Turns out even moderate red wine consumption, a well-known component of a traditional Mediterranean diet, has been found to support brain health. In fact, one study found that among 922 older subjects, those who drank no more than one to two glasses of wine each day had lower risk for developing AD compared to those who abstained. Researchers believe that the antioxidant and anti-inflammatory properties of resveratrol and melatonin, which are prominent in red wine, offer neuroprotective effects.
High adherence to the Mediterranean diet is associated with lower incidence of chronic disease, including cognitive decline, and lower physical impairment in old age due to the synergistic actions of different nutritional elements of the dietary choices.
What Else Can You Do to Reduce Your Risk of AD?
- Exercise regularly. The most thoroughly researched behavioral intervention for cognitive functioning is physical activity. In addition to modifying other associated risk factors with AD, such as cardiovascular disease and the APOE gene, physical activity has also been found to increase levels of BDNF,a molecule known to play a role on synaptic plasticity. Aerobic exercise, in particular, has been found to attenuate progression of neurodegenerative processes and age-related loss of brain matter and neuroplasticity. Studies show that physical activity, particularly midlife physical activity, decreases risk of dementia and AD later in life.
- Prioritize quality sleep. Research has found that Beta-amyloid plaque deposition, a biological marker of AD, is associated with poor sleep quality. The same study found that frequent napping was also associated with amyloid deposition. During wakefulness, there is increased neuronal activity leading to increased production of Beta-amyloid protein. During sleep, neuronal activity decreases, as does Beta-amyloid production. Based on this information, chronically insufficient sleep leads to increased neuronal activity and excess Beta-amyloid build up.
- Get social. It’s well documented that those who have more extensive social interactions are less susceptible to cognitive decline than those with reduced social networks. Moreover, social activity and support are associated with decreased risk for AD. Don’t stress if you are living alone or are an only child, participation in any socially engaging leisure activities such as visits with friends, going to the movies, clubs, community centers, places of worship, and volunteering are all associated with reduced risk of dementia.

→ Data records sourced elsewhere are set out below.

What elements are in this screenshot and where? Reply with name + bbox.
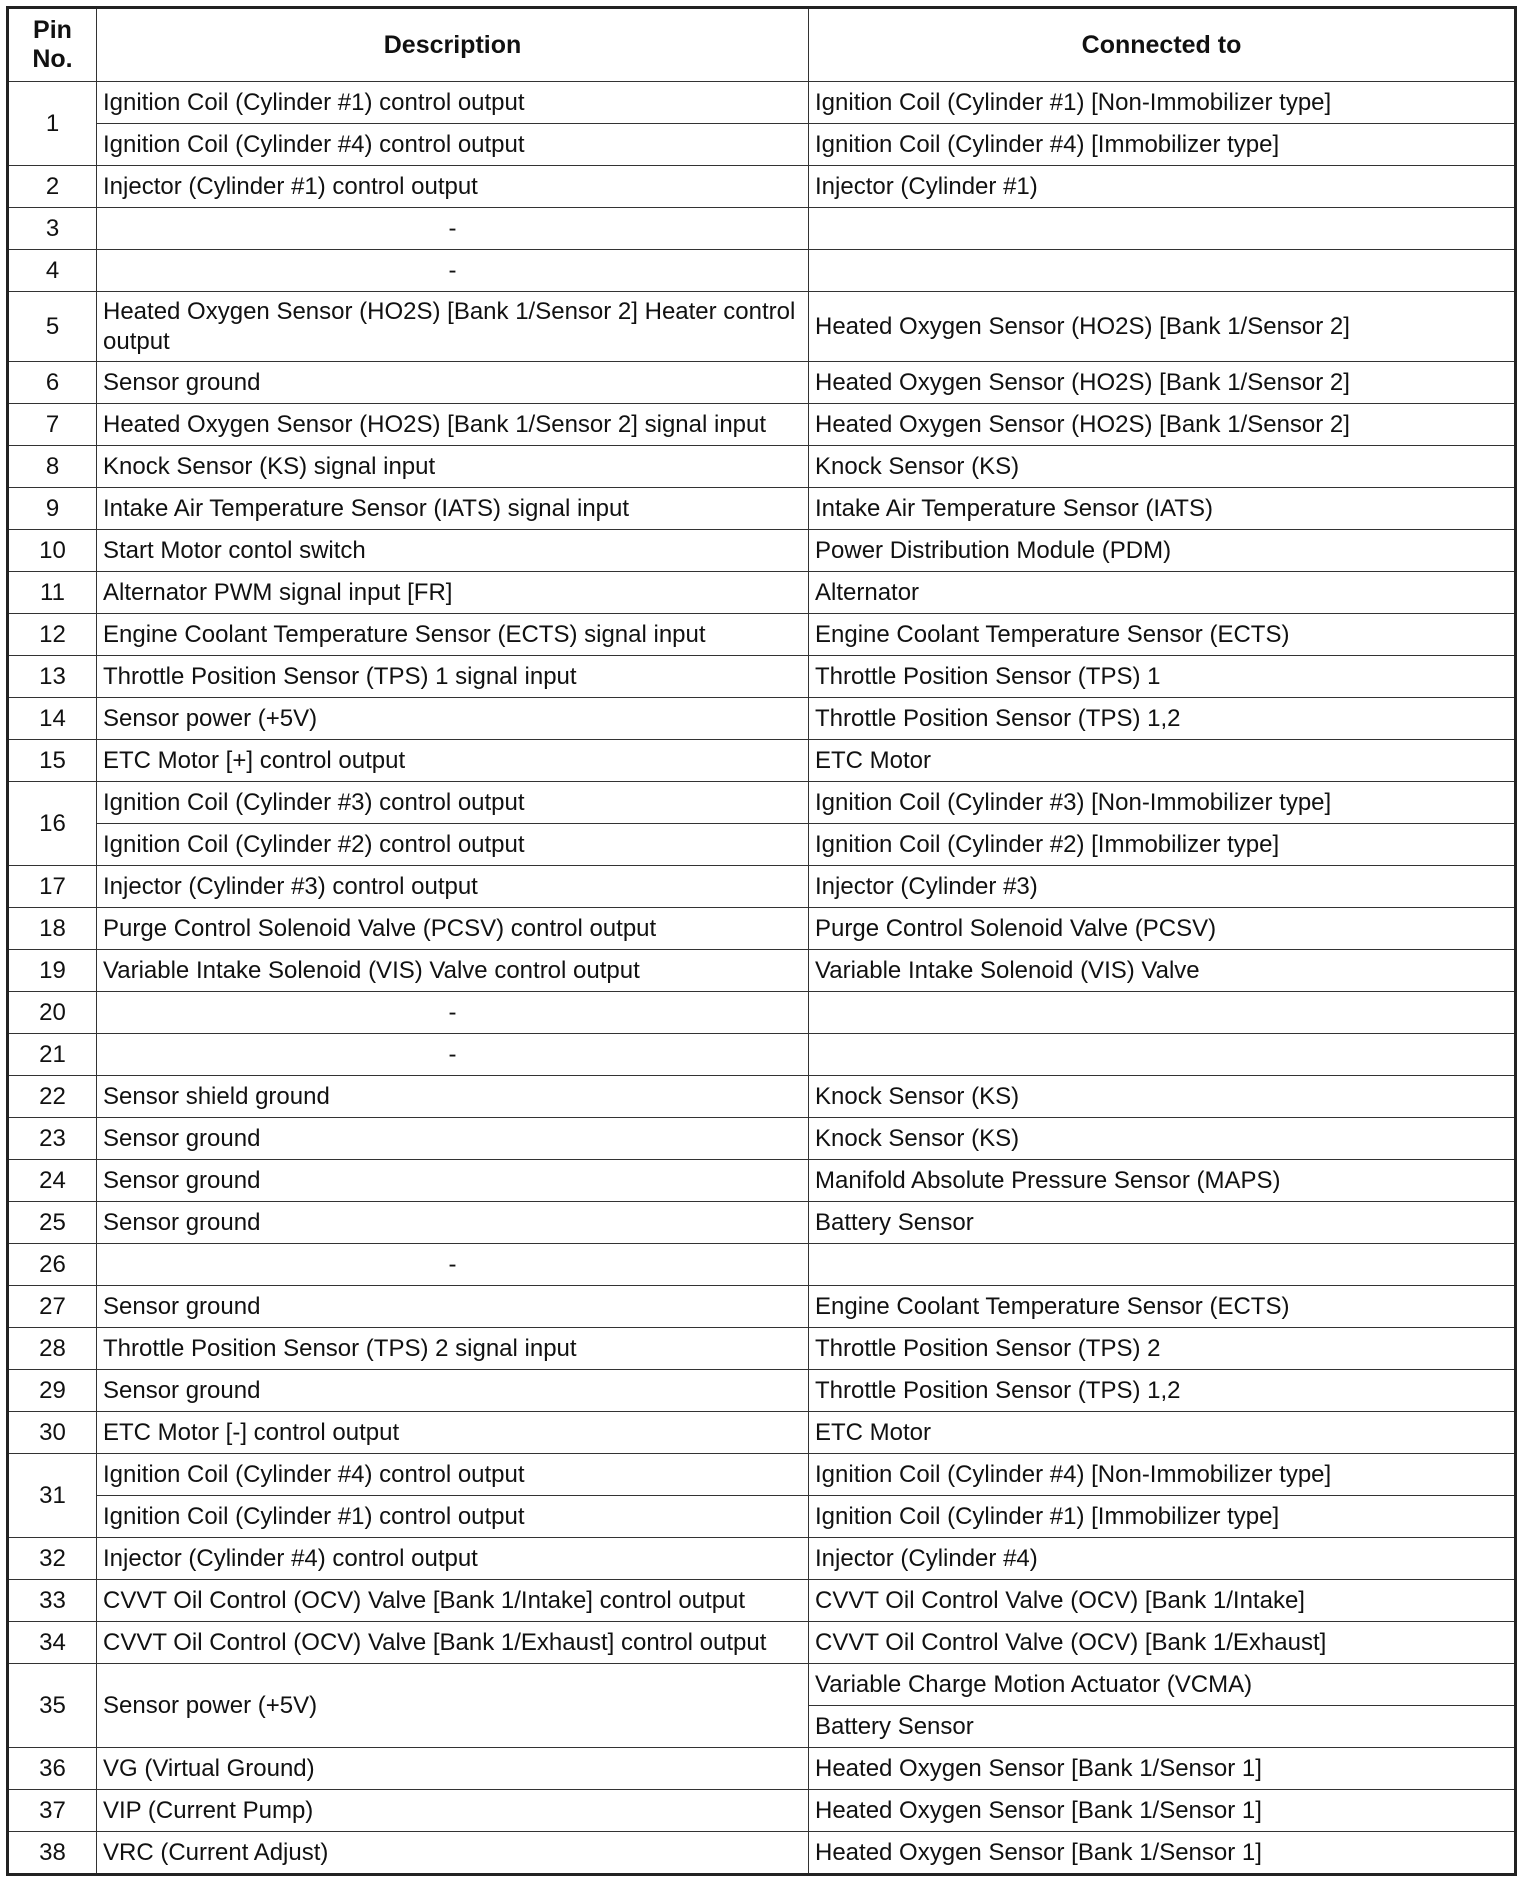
pin-number-cell: 21 xyxy=(8,1034,97,1076)
connected-to-cell: Engine Coolant Temperature Sensor (ECTS) xyxy=(809,614,1516,656)
table-row xyxy=(8,208,1516,250)
table-row xyxy=(8,1412,1516,1454)
header-description: Description xyxy=(97,8,809,82)
connected-to-cell: Engine Coolant Temperature Sensor (ECTS) xyxy=(809,1286,1516,1328)
description-cell: Start Motor contol switch xyxy=(97,530,809,572)
pin-number-cell: 25 xyxy=(8,1202,97,1244)
connected-to-cell xyxy=(809,1244,1516,1286)
connected-to-cell: Ignition Coil (Cylinder #1) [Immobilizer type] xyxy=(809,1496,1516,1538)
table-row xyxy=(8,782,1516,824)
connected-to-cell: Knock Sensor (KS) xyxy=(809,446,1516,488)
connected-to-cell: ETC Motor xyxy=(809,1412,1516,1454)
description-cell: Sensor ground xyxy=(97,1118,809,1160)
description-cell: Ignition Coil (Cylinder #3) control output xyxy=(97,782,809,824)
connected-to-cell: Throttle Position Sensor (TPS) 2 xyxy=(809,1328,1516,1370)
connected-to-cell: Power Distribution Module (PDM) xyxy=(809,530,1516,572)
pin-number-cell: 24 xyxy=(8,1160,97,1202)
description-cell: Engine Coolant Temperature Sensor (ECTS) signal input xyxy=(97,614,809,656)
pin-number-cell: 37 xyxy=(8,1790,97,1832)
pin-number-cell: 28 xyxy=(8,1328,97,1370)
pin-number-cell: 11 xyxy=(8,572,97,614)
connected-to-cell: Alternator xyxy=(809,572,1516,614)
table-row xyxy=(8,1580,1516,1622)
table-row xyxy=(8,1370,1516,1412)
table-row xyxy=(8,404,1516,446)
table-row xyxy=(8,992,1516,1034)
pin-number-cell: 10 xyxy=(8,530,97,572)
pin-number-cell: 4 xyxy=(8,250,97,292)
pin-number-cell: 29 xyxy=(8,1370,97,1412)
connected-to-cell: Heated Oxygen Sensor [Bank 1/Sensor 1] xyxy=(809,1832,1516,1875)
pin-number-cell: 38 xyxy=(8,1832,97,1875)
table-row xyxy=(8,530,1516,572)
description-cell: Throttle Position Sensor (TPS) 1 signal input xyxy=(97,656,809,698)
description-cell: Sensor ground xyxy=(97,1202,809,1244)
pin-number-cell: 8 xyxy=(8,446,97,488)
description-cell: CVVT Oil Control (OCV) Valve [Bank 1/Exhaust] control output xyxy=(97,1622,809,1664)
description-cell: VIP (Current Pump) xyxy=(97,1790,809,1832)
connected-to-cell: Intake Air Temperature Sensor (IATS) xyxy=(809,488,1516,530)
header-connected-to: Connected to xyxy=(809,8,1516,82)
description-cell: Sensor ground xyxy=(97,1370,809,1412)
connected-to-cell: ETC Motor xyxy=(809,740,1516,782)
connected-to-cell: Ignition Coil (Cylinder #3) [Non-Immobilizer type] xyxy=(809,782,1516,824)
connected-to-cell: Throttle Position Sensor (TPS) 1 xyxy=(809,656,1516,698)
connected-to-cell: Injector (Cylinder #1) xyxy=(809,166,1516,208)
table-row xyxy=(8,124,1516,166)
connected-to-cell: Injector (Cylinder #4) xyxy=(809,1538,1516,1580)
description-cell: Variable Intake Solenoid (VIS) Valve control output xyxy=(97,950,809,992)
table-row xyxy=(8,572,1516,614)
pin-number-cell: 15 xyxy=(8,740,97,782)
pin-number-cell: 1 xyxy=(8,82,97,166)
description-cell: Sensor ground xyxy=(97,1286,809,1328)
connected-to-cell: Heated Oxygen Sensor [Bank 1/Sensor 1] xyxy=(809,1748,1516,1790)
pin-number-cell: 17 xyxy=(8,866,97,908)
table-row xyxy=(8,362,1516,404)
pin-number-cell: 7 xyxy=(8,404,97,446)
connected-to-cell: Ignition Coil (Cylinder #4) [Non-Immobilizer type] xyxy=(809,1454,1516,1496)
pin-number-cell: 27 xyxy=(8,1286,97,1328)
connected-to-cell: Manifold Absolute Pressure Sensor (MAPS) xyxy=(809,1160,1516,1202)
connected-to-cell: Heated Oxygen Sensor (HO2S) [Bank 1/Sensor 2] xyxy=(809,292,1516,362)
description-cell: Injector (Cylinder #3) control output xyxy=(97,866,809,908)
description-cell: Heated Oxygen Sensor (HO2S) [Bank 1/Sensor 2] Heater control output xyxy=(97,292,809,362)
pin-number-cell: 20 xyxy=(8,992,97,1034)
connected-to-cell: CVVT Oil Control Valve (OCV) [Bank 1/Intake] xyxy=(809,1580,1516,1622)
description-cell: - xyxy=(97,208,809,250)
pin-number-cell: 6 xyxy=(8,362,97,404)
description-cell: Sensor power (+5V) xyxy=(97,698,809,740)
table-row xyxy=(8,1790,1516,1832)
description-cell: ETC Motor [+] control output xyxy=(97,740,809,782)
description-cell: Injector (Cylinder #4) control output xyxy=(97,1538,809,1580)
connected-to-cell: Throttle Position Sensor (TPS) 1,2 xyxy=(809,698,1516,740)
pin-number-cell: 2 xyxy=(8,166,97,208)
table-row xyxy=(8,614,1516,656)
description-cell: Ignition Coil (Cylinder #4) control output xyxy=(97,1454,809,1496)
header-pin-no: Pin No. xyxy=(8,8,97,82)
table-row xyxy=(8,1454,1516,1496)
connected-to-cell: Purge Control Solenoid Valve (PCSV) xyxy=(809,908,1516,950)
description-cell: Sensor power (+5V) xyxy=(97,1664,809,1748)
connected-to-cell xyxy=(809,250,1516,292)
description-cell: Sensor ground xyxy=(97,1160,809,1202)
pin-number-cell: 32 xyxy=(8,1538,97,1580)
table-row xyxy=(8,740,1516,782)
table-row xyxy=(8,82,1516,124)
connected-to-cell: Variable Charge Motion Actuator (VCMA) xyxy=(809,1664,1516,1706)
pin-number-cell: 35 xyxy=(8,1664,97,1748)
table-row xyxy=(8,1202,1516,1244)
description-cell: ETC Motor [-] control output xyxy=(97,1412,809,1454)
description-cell: - xyxy=(97,992,809,1034)
description-cell: Purge Control Solenoid Valve (PCSV) control output xyxy=(97,908,809,950)
table-row xyxy=(8,1748,1516,1790)
connected-to-cell: Ignition Coil (Cylinder #2) [Immobilizer type] xyxy=(809,824,1516,866)
description-cell: Ignition Coil (Cylinder #4) control output xyxy=(97,124,809,166)
connected-to-cell: Ignition Coil (Cylinder #1) [Non-Immobilizer type] xyxy=(809,82,1516,124)
connected-to-cell: Heated Oxygen Sensor (HO2S) [Bank 1/Sensor 2] xyxy=(809,404,1516,446)
description-cell: Knock Sensor (KS) signal input xyxy=(97,446,809,488)
description-cell: Sensor ground xyxy=(97,362,809,404)
pin-number-cell: 33 xyxy=(8,1580,97,1622)
connected-to-cell: Knock Sensor (KS) xyxy=(809,1076,1516,1118)
pin-number-cell: 14 xyxy=(8,698,97,740)
description-cell: Injector (Cylinder #1) control output xyxy=(97,166,809,208)
pin-number-cell: 16 xyxy=(8,782,97,866)
description-cell: VG (Virtual Ground) xyxy=(97,1748,809,1790)
description-cell: Throttle Position Sensor (TPS) 2 signal input xyxy=(97,1328,809,1370)
table-body xyxy=(8,82,1516,1875)
table-row xyxy=(8,1622,1516,1664)
pin-number-cell: 23 xyxy=(8,1118,97,1160)
header-row xyxy=(8,8,1516,82)
connected-to-cell: Injector (Cylinder #3) xyxy=(809,866,1516,908)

- Participate in cognitive training programs and mentally stimulating activities on a regular basis. This is considered to be one of the most effective non-pharmacological therapeutic interventions to reduce risk of AD and cognitive decline. Studies indicate that intellectual activity in middle adulthood influences AD risk more than it does in early adulthood, so it’s vital to continue this practice throughout your life. This doesn’t mean you have to go get another degree (of course you can if you’d like), but you can simply learn a new skill, a new language, a new instrument, or you can participate in games and puzzles that challenge your brain power.
- Manage stress. High levels of perceived stress are associated with higher risk for developing AD. While still under investigation, it is believed that the stress hormones and neuroinflammatory mechanisms induced by stress can cause neuronal dysfunction that can contribute to the development and progression of AD. Stress management is imperative for long-term health and wellbeing. Meditation, Tai Chi, Mindfulness, and Breathing Techniques all have a role to play here.
There are many modifiable risk factors for AD that can be addressed at any point in life. Don’t wait until it’s too late. Make changes now to reduce your risk of cognitive decline later.